Page MenuHomePhabricator

Consider disabling automatic topic creation in main-kafka
Closed, DeclinedPublic

Description

Automatic topic creation is a handy feature as it reduces the number of manual operational tasks involved in adding new Kafka use-cases, new streams, new jobs and new Change-Prop rules. However, even a little software bug can result in creating topics in a loop, that could result in a severe outage of the whole Kafka cluster.

We should think of a way to puppetize Kafka topics and disable automatic topic creation in a way that would be simultaneously handy for operators and safeguard us from software bugs.

Event Timeline

fdans triaged this task as Medium priority.Jul 12 2018, 4:38 PM
fdans moved this task from Incoming to Kafka Work on the Analytics board.

I think a good balance between safety and ease of use would be if kafka could limit the maximum amount of topics allowed. This way we can leave autocreation on and protect kafka at the same time. Having a maximum amount of topics allowed would also make heap sizing easier I believe.

I think a good balance between safety and ease of use would be if kafka could limit the maximum amount of topics allowed. This way we can leave autocreation on and protect kafka at the same time. Having a maximum amount of topics allowed would also make heap sizing easier I believe.

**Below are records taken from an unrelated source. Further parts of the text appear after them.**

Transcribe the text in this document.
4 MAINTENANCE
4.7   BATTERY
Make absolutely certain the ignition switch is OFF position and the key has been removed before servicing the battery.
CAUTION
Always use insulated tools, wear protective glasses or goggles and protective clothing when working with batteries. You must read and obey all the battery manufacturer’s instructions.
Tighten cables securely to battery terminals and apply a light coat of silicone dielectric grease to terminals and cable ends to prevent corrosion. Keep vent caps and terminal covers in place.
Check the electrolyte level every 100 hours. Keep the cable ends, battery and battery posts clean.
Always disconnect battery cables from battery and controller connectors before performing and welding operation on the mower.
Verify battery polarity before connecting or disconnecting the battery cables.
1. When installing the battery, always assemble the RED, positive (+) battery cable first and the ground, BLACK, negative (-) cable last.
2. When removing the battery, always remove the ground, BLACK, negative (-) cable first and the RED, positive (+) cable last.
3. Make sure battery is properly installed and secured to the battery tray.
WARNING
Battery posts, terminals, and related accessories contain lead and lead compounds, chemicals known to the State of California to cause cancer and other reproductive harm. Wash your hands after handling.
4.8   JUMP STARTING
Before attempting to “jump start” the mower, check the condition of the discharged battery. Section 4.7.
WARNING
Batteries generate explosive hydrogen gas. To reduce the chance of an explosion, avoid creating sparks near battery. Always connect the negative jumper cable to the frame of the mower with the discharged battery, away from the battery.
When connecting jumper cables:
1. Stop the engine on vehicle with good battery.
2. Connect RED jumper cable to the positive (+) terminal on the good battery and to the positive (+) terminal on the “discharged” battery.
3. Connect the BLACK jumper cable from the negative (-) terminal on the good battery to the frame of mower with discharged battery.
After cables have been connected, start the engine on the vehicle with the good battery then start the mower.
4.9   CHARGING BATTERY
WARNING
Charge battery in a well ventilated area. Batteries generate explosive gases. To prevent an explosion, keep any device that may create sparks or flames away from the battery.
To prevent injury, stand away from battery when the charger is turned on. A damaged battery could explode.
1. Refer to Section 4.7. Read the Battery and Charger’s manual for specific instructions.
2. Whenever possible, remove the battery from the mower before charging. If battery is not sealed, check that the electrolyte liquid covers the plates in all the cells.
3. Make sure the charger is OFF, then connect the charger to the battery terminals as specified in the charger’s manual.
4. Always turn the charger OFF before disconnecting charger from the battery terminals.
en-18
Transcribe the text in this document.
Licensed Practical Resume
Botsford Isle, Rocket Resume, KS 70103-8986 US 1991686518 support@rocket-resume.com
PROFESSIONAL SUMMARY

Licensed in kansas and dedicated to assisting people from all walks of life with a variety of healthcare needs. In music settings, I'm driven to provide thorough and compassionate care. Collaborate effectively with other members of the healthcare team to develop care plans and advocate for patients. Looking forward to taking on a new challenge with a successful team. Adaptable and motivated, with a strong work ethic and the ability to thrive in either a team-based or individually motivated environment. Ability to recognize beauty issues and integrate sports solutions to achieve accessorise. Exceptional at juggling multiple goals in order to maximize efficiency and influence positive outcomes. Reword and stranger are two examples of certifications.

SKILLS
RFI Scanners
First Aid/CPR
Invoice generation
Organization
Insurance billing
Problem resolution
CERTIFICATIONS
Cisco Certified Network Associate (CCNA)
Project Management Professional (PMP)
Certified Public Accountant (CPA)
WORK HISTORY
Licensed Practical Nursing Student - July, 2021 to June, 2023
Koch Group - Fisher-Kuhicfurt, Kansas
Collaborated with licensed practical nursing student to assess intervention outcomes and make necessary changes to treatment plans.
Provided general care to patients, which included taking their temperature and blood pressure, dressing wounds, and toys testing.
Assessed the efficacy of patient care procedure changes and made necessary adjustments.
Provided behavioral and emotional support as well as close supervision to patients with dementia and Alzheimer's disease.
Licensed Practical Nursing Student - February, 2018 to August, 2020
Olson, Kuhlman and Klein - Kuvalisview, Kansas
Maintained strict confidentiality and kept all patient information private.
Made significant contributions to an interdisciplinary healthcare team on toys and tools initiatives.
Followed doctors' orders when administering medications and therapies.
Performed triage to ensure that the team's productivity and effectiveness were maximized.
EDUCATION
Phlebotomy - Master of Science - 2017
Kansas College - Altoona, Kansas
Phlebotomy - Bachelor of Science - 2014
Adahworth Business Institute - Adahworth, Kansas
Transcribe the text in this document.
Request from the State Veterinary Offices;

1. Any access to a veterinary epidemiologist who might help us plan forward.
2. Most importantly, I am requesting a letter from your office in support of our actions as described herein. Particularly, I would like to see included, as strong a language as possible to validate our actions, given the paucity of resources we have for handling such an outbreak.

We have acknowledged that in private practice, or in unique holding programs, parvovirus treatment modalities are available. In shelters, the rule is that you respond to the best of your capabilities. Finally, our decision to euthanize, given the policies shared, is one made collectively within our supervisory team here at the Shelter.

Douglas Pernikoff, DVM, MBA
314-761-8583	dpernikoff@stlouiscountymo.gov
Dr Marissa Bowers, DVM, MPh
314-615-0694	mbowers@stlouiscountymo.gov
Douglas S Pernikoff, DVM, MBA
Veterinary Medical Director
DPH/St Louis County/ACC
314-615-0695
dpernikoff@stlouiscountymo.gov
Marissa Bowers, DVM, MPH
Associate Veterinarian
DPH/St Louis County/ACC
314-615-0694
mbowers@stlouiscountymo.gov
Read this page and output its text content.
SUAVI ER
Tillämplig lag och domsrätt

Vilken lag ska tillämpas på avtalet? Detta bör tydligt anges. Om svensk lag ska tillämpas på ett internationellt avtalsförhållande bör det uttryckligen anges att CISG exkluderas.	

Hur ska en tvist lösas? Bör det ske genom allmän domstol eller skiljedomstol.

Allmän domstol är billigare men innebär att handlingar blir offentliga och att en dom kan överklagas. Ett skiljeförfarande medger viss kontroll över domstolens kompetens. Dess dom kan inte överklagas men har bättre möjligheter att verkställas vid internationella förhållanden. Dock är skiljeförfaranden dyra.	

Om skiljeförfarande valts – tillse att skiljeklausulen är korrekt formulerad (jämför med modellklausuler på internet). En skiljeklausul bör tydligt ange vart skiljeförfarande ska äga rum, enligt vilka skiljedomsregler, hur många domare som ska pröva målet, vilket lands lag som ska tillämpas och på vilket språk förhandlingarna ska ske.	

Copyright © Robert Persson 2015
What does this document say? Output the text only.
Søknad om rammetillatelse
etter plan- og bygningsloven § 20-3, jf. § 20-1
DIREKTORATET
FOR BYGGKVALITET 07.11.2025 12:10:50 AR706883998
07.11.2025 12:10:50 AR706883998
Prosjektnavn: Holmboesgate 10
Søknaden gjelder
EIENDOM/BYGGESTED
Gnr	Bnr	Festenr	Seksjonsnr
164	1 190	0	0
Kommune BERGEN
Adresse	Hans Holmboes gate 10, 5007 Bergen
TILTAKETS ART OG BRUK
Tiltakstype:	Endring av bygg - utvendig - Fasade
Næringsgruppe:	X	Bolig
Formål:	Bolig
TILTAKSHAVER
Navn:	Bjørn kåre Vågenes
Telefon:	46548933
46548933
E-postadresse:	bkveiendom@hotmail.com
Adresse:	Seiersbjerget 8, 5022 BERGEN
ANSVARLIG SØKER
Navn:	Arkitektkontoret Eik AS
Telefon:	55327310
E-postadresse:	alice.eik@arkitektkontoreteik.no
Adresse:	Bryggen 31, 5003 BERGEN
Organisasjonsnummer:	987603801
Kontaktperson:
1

I tried to look for a hard limit in maximum number of topics but didn't find any :(

I think a good balance between safety and ease of use would be if kafka could limit the maximum amount of topics allowed. This way we can leave autocreation on and protect kafka at the same time. Having a maximum amount of topics allowed would also make heap sizing easier I believe.

I tried to look for a hard limit in maximum number of topics but didn't find any :(

Thanks for taking a look! I think it'd be useful to ask upstream if they are willing to implement such limit. For the task at hand I'd say disabling autocreation sounds good as an interim measure, until it becomes a problem in practice.

The caveat with the maximum number of topics is that Kafka has no hard limit on it because it depends on zookeeper, so effectively it can support as many topics as zk can support znodes.

I'm also +1 on disabling topic auto-creation for now.

The caveat with the maximum number of topics is that Kafka has no hard limit on it because it depends on zookeeper, so effectively it can support as many topics as zk can support znodes.

Sure but this is a resource threshold, nothing would prevent kafka to just keep a counter of topics managed and avoid creating more if needed..

I'm also +1 on disabling topic auto-creation for now.

@Ottomata what do you think? We could be smart and force puppet to create topics if needed but it seems a bit of an overhead to manage.

One thing that might be good to do is to limit (via ACLs) the users that can create topics. We could, for example, leave auto-creation enabled and then allow operators and mirror maker only to create new topics if needed. The main problem though is that the API to limit topic creation in the ACLs seems not there yet :(

One thing that might be good to do is to limit (via ACLs) the users that can create topics.

I started commenting yesterday with this idea too, but then stopped because I'm not sure how it helps us! change-prop is what most would benefit from being able to create new topics, since it has all its different queues. But if we had set up an ACL to allow change-prop to create topics, we'd still have had the same outage.

I think if we want to go the ACL route, we probably should go all the way (on main clusters) and restrict everything unless authenticated.

As for disabling auto topic creation in general (even if authenticated)...I'm not excited about it. Managing this in puppet sounds pretty annoying (are we going to enter every possible change-prop topic?). Perhaps change-prop could create its topics using a separate (authenticated) management tool, instead of the runtime processes? Or maybe a more generic tool that manages all topics might be worth considering as part of Modern Event Platform. We'll be building a schema registry type service that will manage the schema -> topic mappings. Perhaps it could handle creation of the topics?

Bah, I dunno, a generic tool will be more long term. Not sure what is best here. If y'all want to turn auto creation off, I'd be ok with it.

mforns subscribed.

@elukey we were here in grosking and agreed to look into this to be sure there are no action items left. before closing.

I think we should close. Maybe we'll do this one day if we have a really solid 'stream (+topic) config' system, but I doubt we'll do it before that.